[Vincentius Frisius]
FRISIUS (Vincentius), waarschijnlijk naar zijn geboorteland aldus genoemd, wordt (Boekzaal, Jaarg. 1773a, blz. 194) uitdrukkelijk als één der Nederlanders vermeld, die in Oost-Friesland den Evangeliedienst hebben waargenomen. Weinige levensbijzonderheden zijn van hem bekend. In 1554 kwam hij van Freepsum bij Emden naar Norden, waar hij, ‘gezond in de leer en van godzaligen wandel’, als hulp aan Maarten Micron werd toegevoegd.
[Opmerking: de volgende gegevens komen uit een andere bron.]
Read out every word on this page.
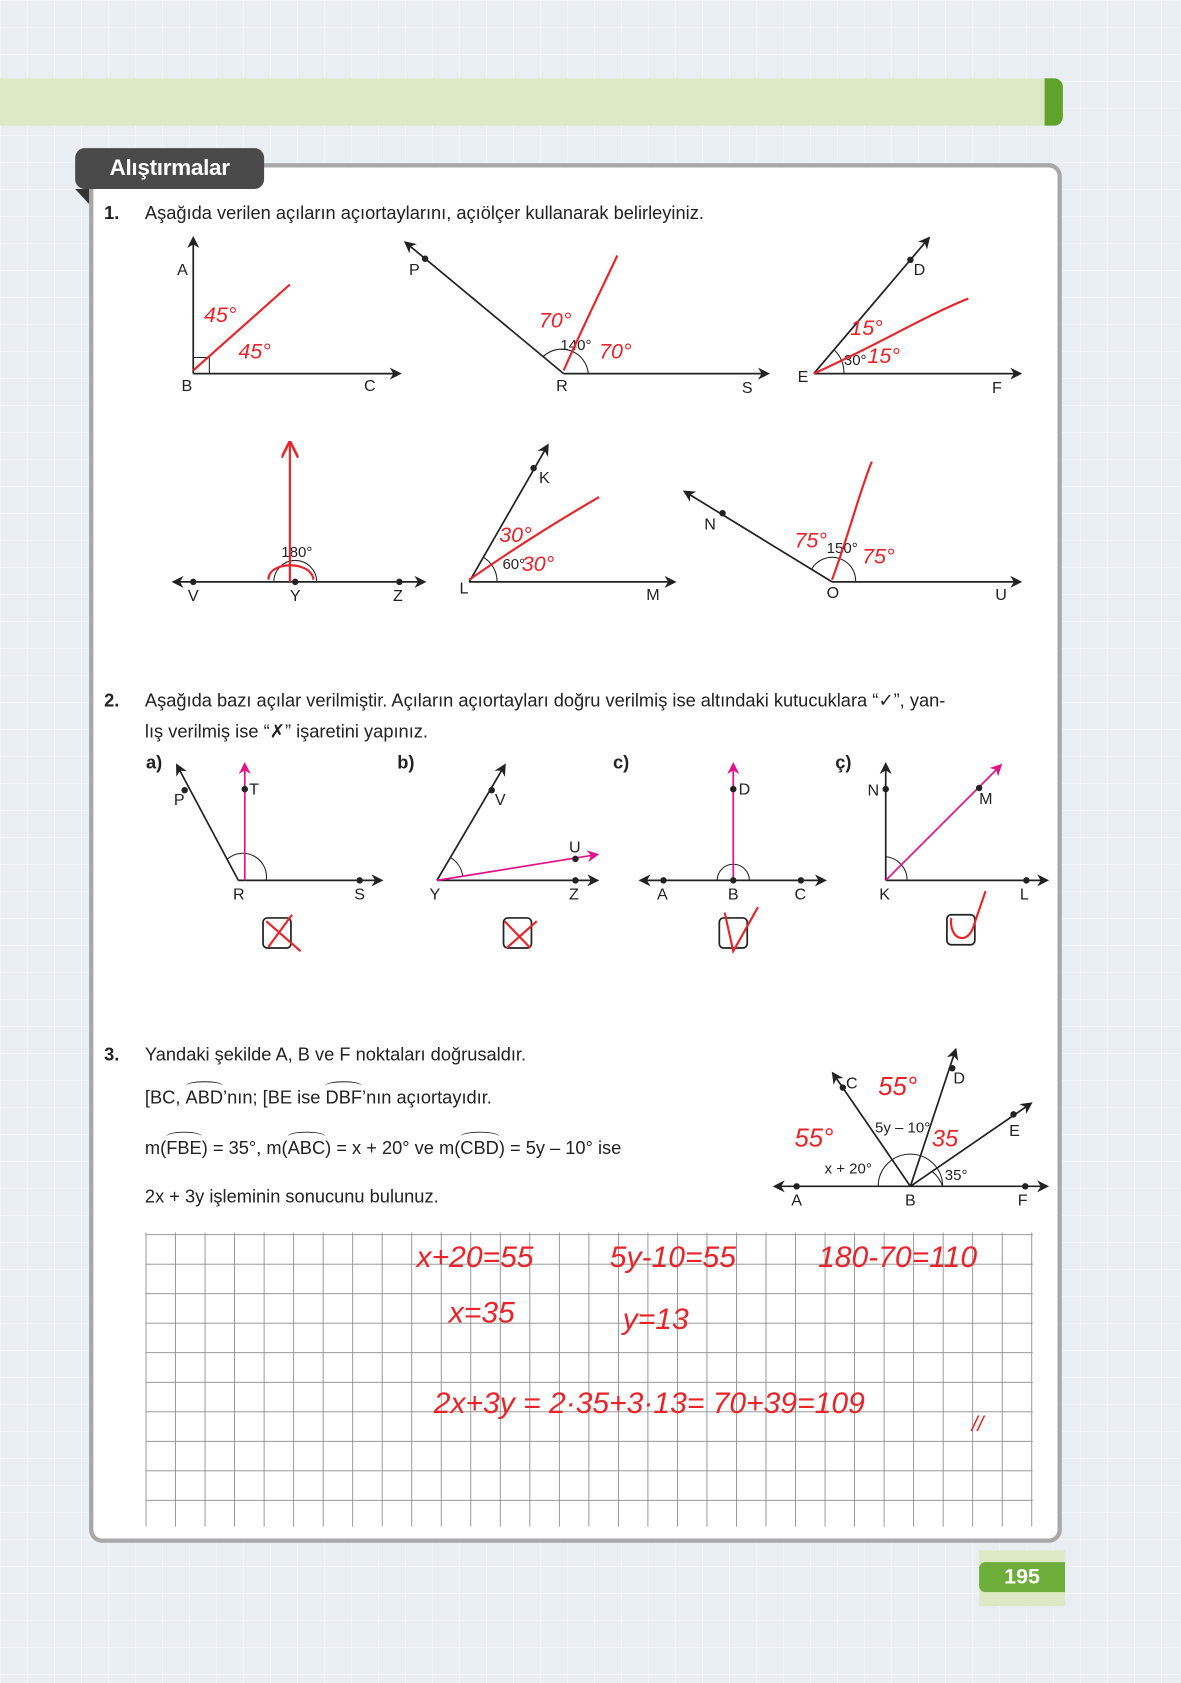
Alıştırmalar
1. Aşağıda verilen açıların açıortaylarını, açıölçer kullanarak belirleyiniz.
2. Aşağıda bazı açılar verilmiştir. Açıların açıortayları doğru verilmiş ise altındaki kutucuklara “✓”, yan-
lış verilmiş ise “✗” işaretini yapınız.
a)	b)	c)	ç)
3. Yandaki şekilde A, B ve F noktaları doğrusaldır.
[BC, ABD’nın; [BE ise DBF’nın açıortayıdır.
m(FBE) = 35°, m(ABC) = x + 20° ve m(CBD) = 5y – 10° ise
2x + 3y işleminin sonucunu bulunuz.
195
A
B	C
P
R	S
140°
D
E
F
30°
V	Y	Z
180°
K
L	M
60°
N
O	U
150°
P
T
R	S
V
U
Y	Z
D
A	B	C
N	M
K	L
A	B	F
C	D
E
x + 20°
5y – 10°
35°
45°
45°
70°
70°
15°
15°
30°
30°
75°
75°
55°
55°
35
x+20=55	5y-10=55	180-70=110
x=35	y=13
2x+3y = 2·35+3·13= 70+39=109
//
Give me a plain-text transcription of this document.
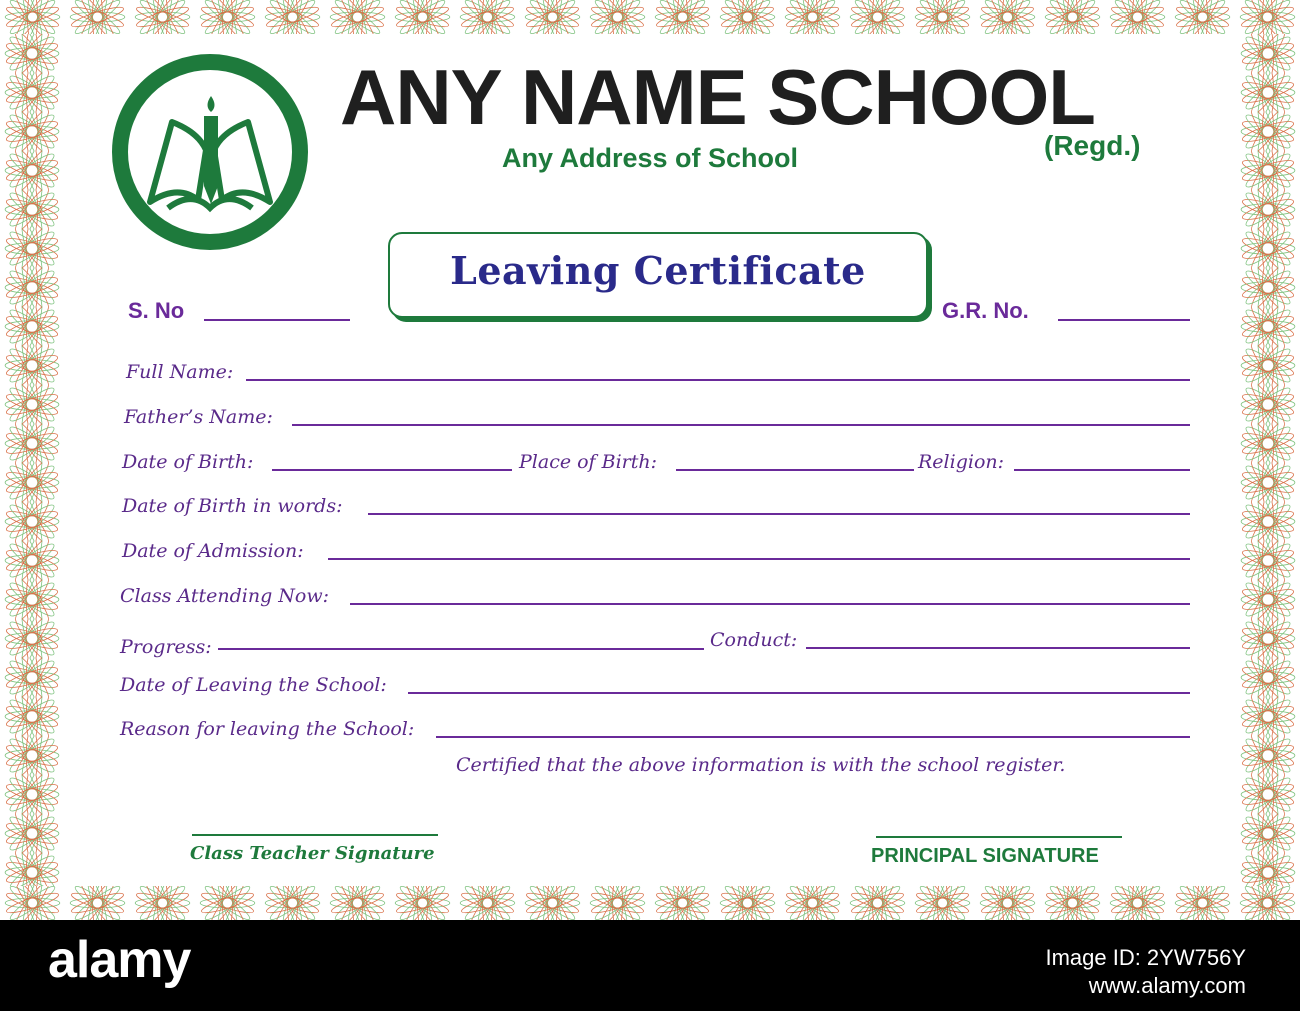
ANY NAME SCHOOL
(Regd.)
Any Address of School
Leaving Certificate
S. No	G.R. No.
Full Name:
Father’s Name:
Date of Birth:	Place of Birth:	Religion:
Date of Birth in words:
Date of Admission:
Class Attending Now:
Progress:	Conduct:
Date of Leaving the School:
Reason for leaving the School:
Certified that the above information is with the school register.
Class Teacher Signature	PRINCIPAL SIGNATURE
alamy	Image ID: 2YW756Y
www.alamy.com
Van den 17en tot den 19en Februari 1556 stond hij, met Petrus Delenus en Van Wingen, Micron bij in een twistgesprek met den Mennoniet Adolph Spegelmaker en beproefde in Mei van datzelfde jaar met Micron tevergeefs een dergelijk dispuut te houden met den bekenden rondreizenden oudste Leenaert Bouwens, die zich echter daaraan onttrok, wijl hij het raadzamer achtte, dat de overheid van zijn verblijfplaats onkundig bleef. Den 27en September 1556 overleed Frisius te Norden, waarna zijn plaats door twee ambtgenooten, Fedde Hommius en Albertus Holtmannus, werd ingenomen.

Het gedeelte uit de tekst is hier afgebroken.